John Custer

Bismarck State College

Adjunct Professor in Nuclear Power Technology

We are pleased to provide you with some thoughts from John Custer who is now an Adjunct Professor in Nuclear Power Technology for BSC after a long career in the nuclear power industry.

You were in the industry before you became an Adjunct Professor in Nuclear Power Technology for BSC .  How long were you in the industry before you retired, and who did you work for?

I was in nuclear power from 1966 to 2014 – 48 years. I worked primarily for Westinghouse, Mississippi Power and Light, Duke Energy and Services, and American Electric Power.

What position(s) did you have?

Shift Manager, Training Manager, Engineering Supervisor, Training Instructor, Instructional Technologist

What drew you to the nuclear industry?

I had wanted to be involved in nuclear power since I was about 8 years old.
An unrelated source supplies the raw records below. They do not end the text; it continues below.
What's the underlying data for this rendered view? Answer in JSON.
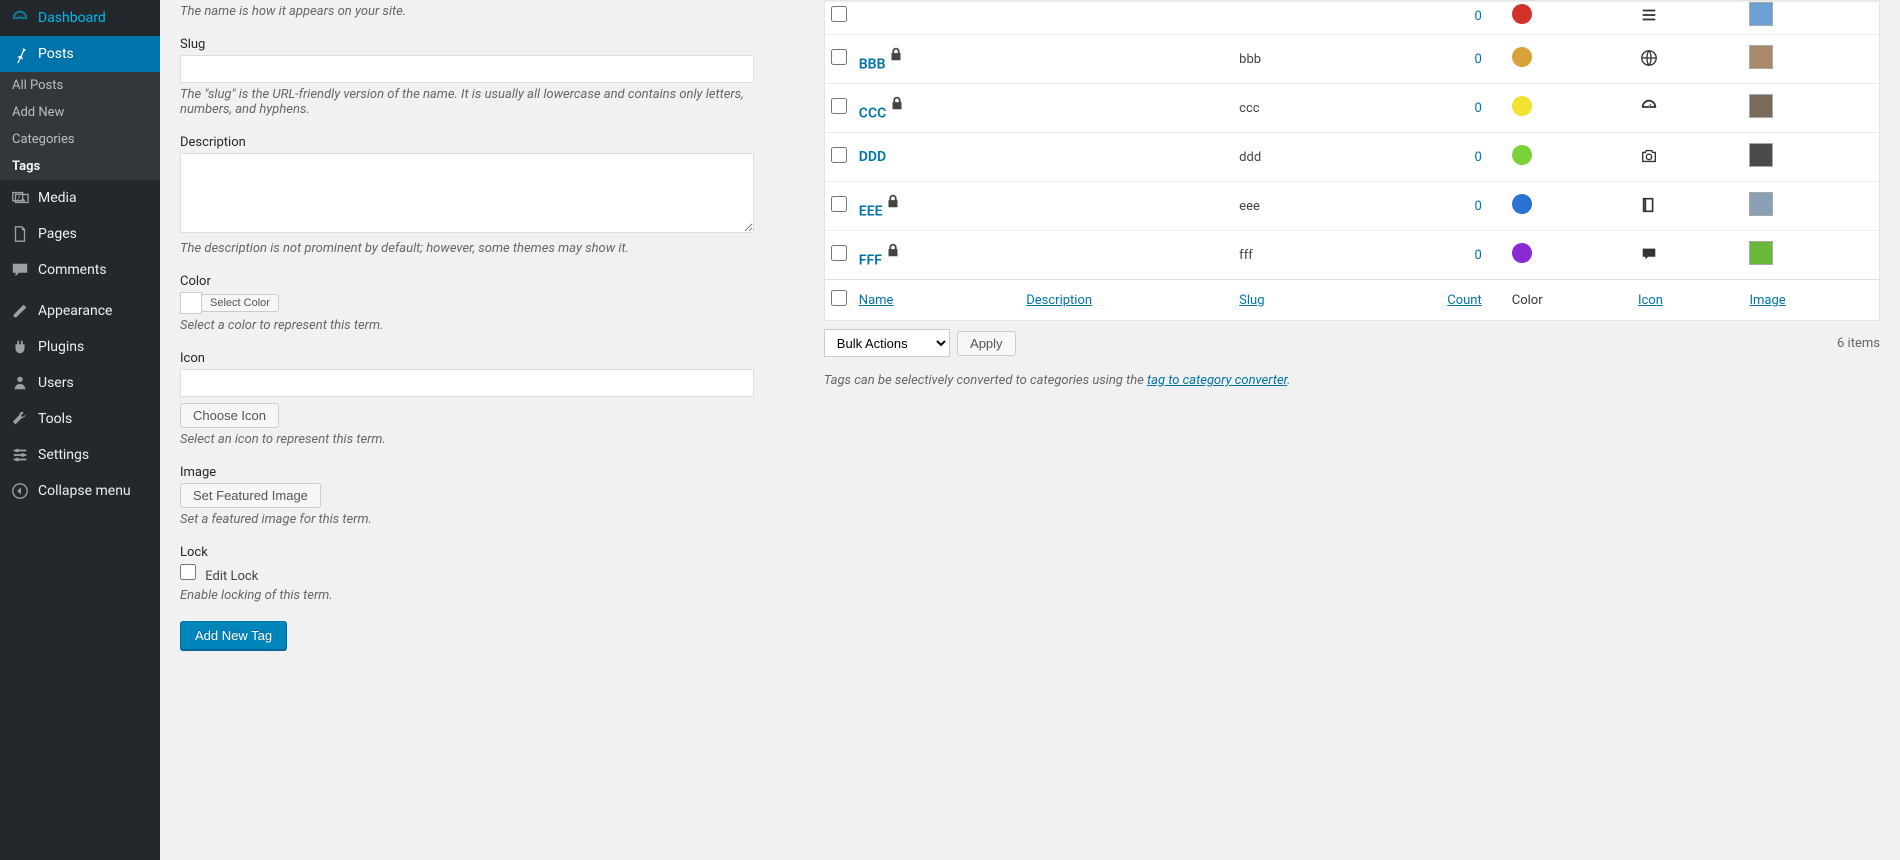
{
  "sidebar": {
    "items": [
      {
        "id": "dashboard",
        "label": "Dashboard",
        "icon": "dashboard"
      },
      {
        "id": "posts",
        "label": "Posts",
        "icon": "pin",
        "current": true,
        "submenu": [
          {
            "id": "all-posts",
            "label": "All Posts"
          },
          {
            "id": "add-new",
            "label": "Add New"
          },
          {
            "id": "categories",
            "label": "Categories"
          },
          {
            "id": "tags",
            "label": "Tags",
            "current": true
          }
        ]
      },
      {
        "id": "media",
        "label": "Media",
        "icon": "media"
      },
      {
        "id": "pages",
        "label": "Pages",
        "icon": "pages"
      },
      {
        "id": "comments",
        "label": "Comments",
        "icon": "comments"
      },
      {
        "sep": true
      },
      {
        "id": "appearance",
        "label": "Appearance",
        "icon": "appearance"
      },
      {
        "id": "plugins",
        "label": "Plugins",
        "icon": "plugins"
      },
      {
        "id": "users",
        "label": "Users",
        "icon": "users"
      },
      {
        "id": "tools",
        "label": "Tools",
        "icon": "tools"
      },
      {
        "id": "settings",
        "label": "Settings",
        "icon": "settings"
      },
      {
        "id": "collapse",
        "label": "Collapse menu",
        "icon": "collapse"
      }
    ]
  },
  "form": {
    "name_desc": "The name is how it appears on your site.",
    "slug_label": "Slug",
    "slug_desc": "The \"slug\" is the URL-friendly version of the name. It is usually all lowercase and contains only letters, numbers, and hyphens.",
    "description_label": "Description",
    "description_desc": "The description is not prominent by default; however, some themes may show it.",
    "color_label": "Color",
    "color_button": "Select Color",
    "color_desc": "Select a color to represent this term.",
    "icon_label": "Icon",
    "icon_button": "Choose Icon",
    "icon_desc": "Select an icon to represent this term.",
    "image_label": "Image",
    "image_button": "Set Featured Image",
    "image_desc": "Set a featured image for this term.",
    "lock_label": "Lock",
    "lock_checkbox": "Edit Lock",
    "lock_desc": "Enable locking of this term.",
    "submit": "Add New Tag"
  },
  "table": {
    "columns": {
      "name": "Name",
      "description": "Description",
      "slug": "Slug",
      "count": "Count",
      "color": "Color",
      "icon": "Icon",
      "image": "Image"
    },
    "rows": [
      {
        "name": "BBB",
        "locked": true,
        "slug": "bbb",
        "count": "0",
        "color": "#d8a23a",
        "icon": "globe",
        "thumb": "#a88a6a"
      },
      {
        "name": "CCC",
        "locked": true,
        "slug": "ccc",
        "count": "0",
        "color": "#f2e230",
        "icon": "dashboard",
        "thumb": "#7a6a5a"
      },
      {
        "name": "DDD",
        "locked": false,
        "slug": "ddd",
        "count": "0",
        "color": "#7ad13a",
        "icon": "camera",
        "thumb": "#4a4a4a"
      },
      {
        "name": "EEE",
        "locked": true,
        "slug": "eee",
        "count": "0",
        "color": "#2a72d4",
        "icon": "book",
        "thumb": "#8aa0b5"
      },
      {
        "name": "FFF",
        "locked": true,
        "slug": "fff",
        "count": "0",
        "color": "#8a2ad4",
        "icon": "chat",
        "thumb": "#6ab83a"
      }
    ],
    "first_row_partial": {
      "count": "0",
      "color": "#d4302a",
      "icon": "list",
      "thumb": "#6aa0d4"
    }
  },
  "bulk": {
    "label": "Bulk Actions",
    "apply": "Apply",
    "items": "6 items"
  },
  "convert": {
    "prefix": "Tags can be selectively converted to categories using the ",
    "link": "tag to category converter",
    "suffix": "."
  }
}
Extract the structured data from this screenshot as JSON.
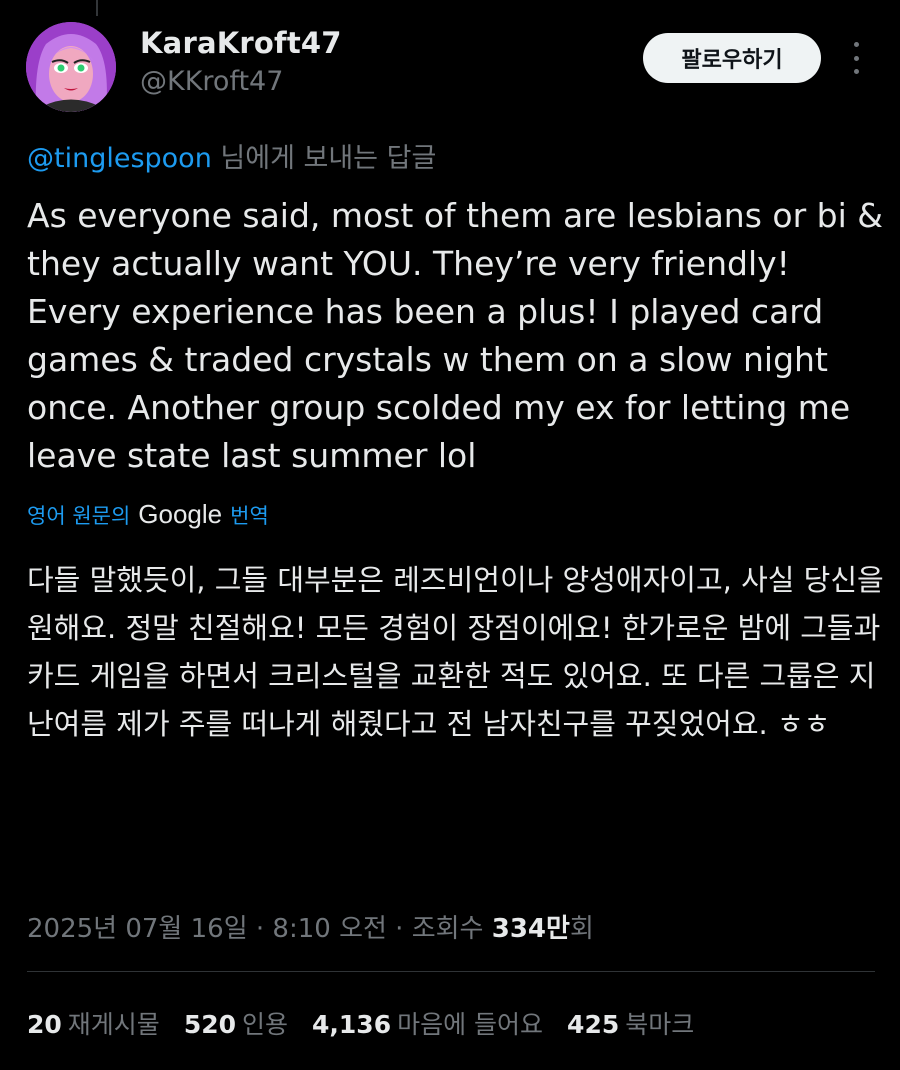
{
  "author": {
    "display_name": "KaraKroft47",
    "handle": "@KKroft47"
  },
  "follow_button_label": "팔로우하기",
  "reply_to": {
    "mention": "@tinglespoon",
    "suffix": " 님에게 보내는 답글"
  },
  "tweet_text": "As everyone said, most of them are lesbians or bi & they actually want YOU. They’re very friendly! Every experience has been a plus! I played card games & traded crystals w them on a slow night once. Another group scolded my ex for letting me leave state last summer lol",
  "translation": {
    "prefix": "영어 원문의",
    "google": "Google",
    "suffix": "번역",
    "text": "다들 말했듯이, 그들 대부분은 레즈비언이나 양성애자이고, 사실 당신을 원해요. 정말 친절해요! 모든 경험이 장점이에요! 한가로운 밤에 그들과 카드 게임을 하면서 크리스털을 교환한 적도 있어요. 또 다른 그룹은 지난여름 제가 주를 떠나게 해줬다고 전 남자친구를 꾸짖었어요. ㅎㅎ"
  },
  "meta": {
    "timestamp": "2025년 07월 16일 · 8:10 오전 · 조회수 ",
    "views_count": "334만",
    "views_suffix": "회"
  },
  "stats": [
    {
      "num": "20",
      "label": "재게시물"
    },
    {
      "num": "520",
      "label": "인용"
    },
    {
      "num": "4,136",
      "label": "마음에 들어요"
    },
    {
      "num": "425",
      "label": "북마크"
    }
  ],
  "colors": {
    "background": "#000000",
    "text": "#e7e9ea",
    "secondary": "#71767b",
    "link": "#1d9bf0"
  },
  "icons": [
    "avatar-image",
    "more-options-icon"
  ]
}
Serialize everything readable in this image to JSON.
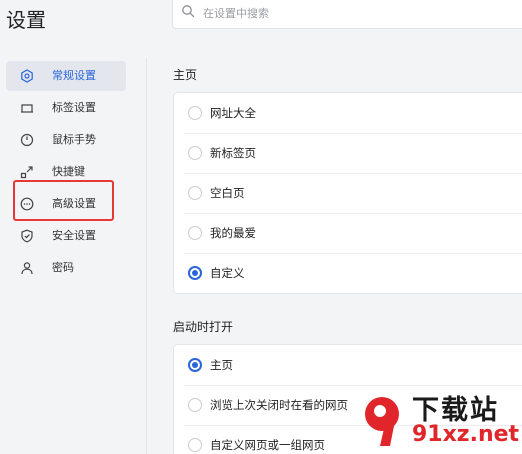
{
  "header": {
    "title": "设置",
    "search_placeholder": "在设置中搜索"
  },
  "sidebar": {
    "items": [
      {
        "label": "常规设置",
        "icon": "gear-icon",
        "active": true
      },
      {
        "label": "标签设置",
        "icon": "tab-icon",
        "active": false
      },
      {
        "label": "鼠标手势",
        "icon": "mouse-icon",
        "active": false
      },
      {
        "label": "快捷键",
        "icon": "shortcut-icon",
        "active": false
      },
      {
        "label": "高级设置",
        "icon": "more-icon",
        "active": false
      },
      {
        "label": "安全设置",
        "icon": "shield-icon",
        "active": false
      },
      {
        "label": "密码",
        "icon": "user-icon",
        "active": false
      }
    ]
  },
  "homepage": {
    "title": "主页",
    "options": [
      {
        "label": "网址大全",
        "checked": false
      },
      {
        "label": "新标签页",
        "checked": false
      },
      {
        "label": "空白页",
        "checked": false
      },
      {
        "label": "我的最爱",
        "checked": false
      },
      {
        "label": "自定义",
        "checked": true
      }
    ]
  },
  "startup": {
    "title": "启动时打开",
    "options": [
      {
        "label": "主页",
        "checked": true
      },
      {
        "label": "浏览上次关闭时在看的网页",
        "checked": false
      },
      {
        "label": "自定义网页或一组网页",
        "checked": false
      }
    ]
  },
  "watermark": {
    "title": "下载站",
    "url": "91xz.net"
  },
  "colors": {
    "accent": "#2a66d9",
    "highlight": "#e53935",
    "watermark_red": "#e0262a"
  }
}
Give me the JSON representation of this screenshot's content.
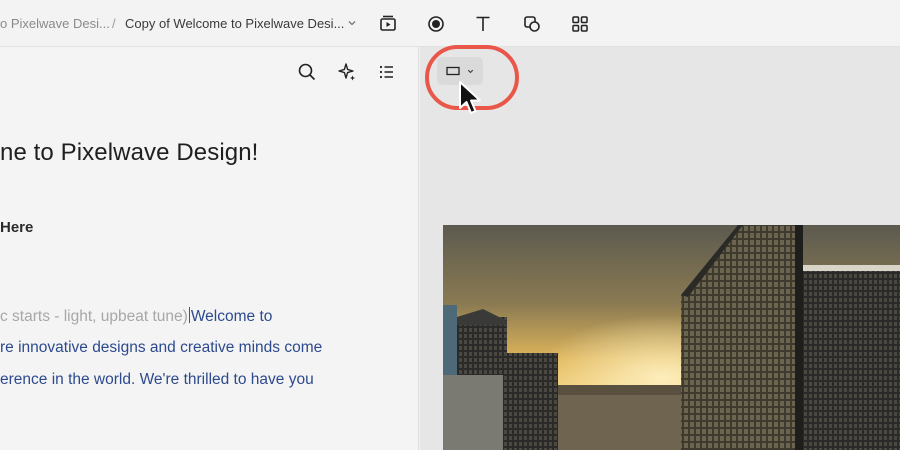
{
  "breadcrumb": {
    "parent": "o Pixelwave Desi...",
    "separator": "/",
    "current": "Copy of Welcome to Pixelwave Desi..."
  },
  "toolbar": {
    "tools": [
      "scene-icon",
      "record-icon",
      "text-icon",
      "shapes-icon",
      "grid-icon"
    ]
  },
  "panel_tools": [
    "search-icon",
    "sparkle-icon",
    "list-icon"
  ],
  "document": {
    "title": "ne to Pixelwave Design!",
    "heading": "Here",
    "line1_muted": "c starts - light, upbeat tune)",
    "line1_blue": "Welcome to",
    "line2": "re innovative designs and creative minds come",
    "line3": "erence in the world. We're thrilled to have you"
  },
  "colors": {
    "accent_ring": "#e9574a",
    "link_blue": "#2d4a8e",
    "muted_text": "#a7a7a7"
  }
}
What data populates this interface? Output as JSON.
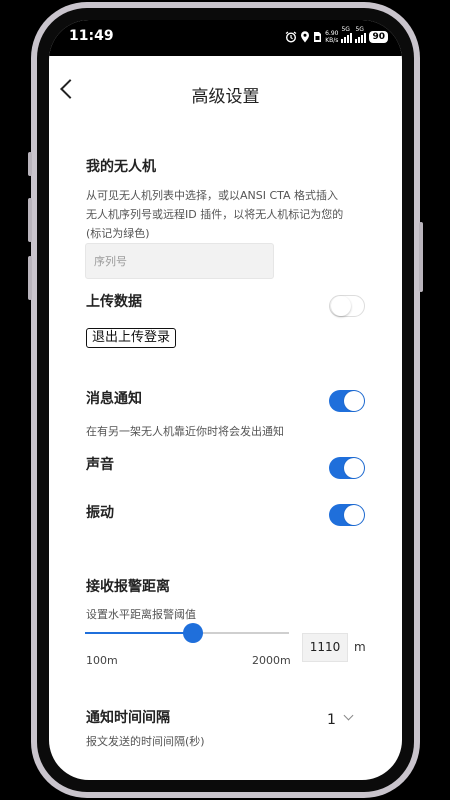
{
  "status": {
    "time": "11:49",
    "speed_value": "6.90",
    "speed_unit": "KB/s",
    "network1": "5G",
    "network2": "5G",
    "battery": "90"
  },
  "header": {
    "title": "高级设置"
  },
  "my_drone": {
    "title": "我的无人机",
    "description_line1": "从可见无人机列表中选择，或以ANSI CTA 格式插入",
    "description_line2": "无人机序列号或远程ID 插件，以将无人机标记为您的",
    "description_line3": "(标记为绿色)",
    "serial_value": "",
    "serial_placeholder": "序列号"
  },
  "upload": {
    "label": "上传数据",
    "enabled": false,
    "logout_label": "退出上传登录"
  },
  "notification": {
    "label": "消息通知",
    "enabled": true,
    "description": "在有另一架无人机靠近你时将会发出通知",
    "sound_label": "声音",
    "sound_enabled": true,
    "vibration_label": "振动",
    "vibration_enabled": true
  },
  "alarm": {
    "title": "接收报警距离",
    "description": "设置水平距离报警阈值",
    "min_label": "100m",
    "max_label": "2000m",
    "min": 100,
    "max": 2000,
    "value": "1110",
    "unit": "m"
  },
  "interval": {
    "title": "通知时间间隔",
    "description": "报文发送的时间间隔(秒)",
    "value": "1"
  },
  "colors": {
    "accent": "#1f6fdb",
    "toggle_off": "#ffffff",
    "frame": "#c9c4cc"
  }
}
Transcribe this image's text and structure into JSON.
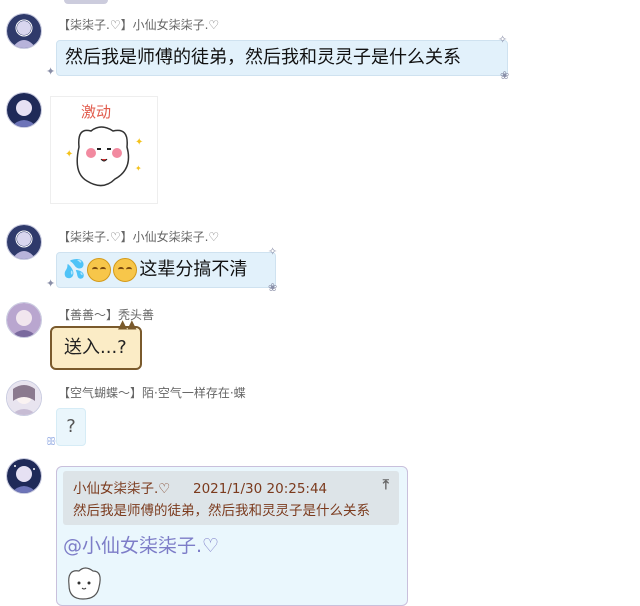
{
  "messages": [
    {
      "sender": "【柒柒子.♡】小仙女柒柒子.♡",
      "text": "然后我是师傅的徒弟，然后我和灵灵子是什么关系"
    },
    {
      "sticker_label": "激动"
    },
    {
      "sender": "【柒柒子.♡】小仙女柒柒子.♡",
      "text": "这辈分搞不清"
    },
    {
      "sender": "【善善～】秃头善",
      "text": "送入...?"
    },
    {
      "sender": "【空气蝴蝶～】陌·空气一样存在·蝶",
      "text": "?"
    },
    {
      "quote": {
        "author": "小仙女柒柒子.♡",
        "time": "2021/1/30 20:25:44",
        "text": "然后我是师傅的徒弟，然后我和灵灵子是什么关系"
      },
      "mention": "@小仙女柒柒子.♡"
    }
  ],
  "icons": [
    "avatar",
    "sparkle-icon",
    "sweat-drops-icon",
    "grin-emoji",
    "pin-top-icon",
    "cat-sticker"
  ],
  "colors": {
    "bubble_blue": "#e2f1fb",
    "bubble_yellow": "#fbecc6",
    "quote_text": "#7b3a1d",
    "mention": "#7d7dc8"
  }
}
I had always been fascinated by the subject, and read as much and took as many classes on the subject as I could before I got my first job in nuclear power, which was my first job out of college.

Which course(s) do you teach in the Nuclear Power Technology Program?

I have taught most of the nuclear courses over the ten years I have been teaching for BSC – Thermodynamics, Safety Design, Reactor Theory, Print Reading, Instrumentation and Control, Electrical Theory, Material Science, Conduct of Facility Operations, etc.

What value do professors who have been in the industry bring to the classroom?

Professors who have worked in the industry bring a wealth of experience and knowledge that enrich and give a deeper understanding of the material in the class. Such professors can present not only the information in the book but can help the information come to life by presenting their experiences with the material in a nuclear plant. Professors with industry backgrounds can explain how the information in the book is actually used in a power plant.

How important is an industry-approved education in meeting the competencies needed for a job in the nuclear industry?

If the utility relies on a college program to provide the necessary competencies, like some of the larger nuclear utilities, then the importance of this program is huge and absolutely vital to the student’s success, because the utility relies on the student to come to work on the first day with a sound understanding of nuclear fundamentals.

Do you have any advice for current or future students in the EPCE-sponsored NUPT program at BSC?

The BSC program is the best program I know of for preparing a student for success in the nuclear industry. Since most BSC students are working while taking classes, it takes them longer than two years to finish the program, so I would advise working students to periodically review the classes they have taken so the information is fresh when they start work, because they will be expected to know and be able to use the information when they come to work.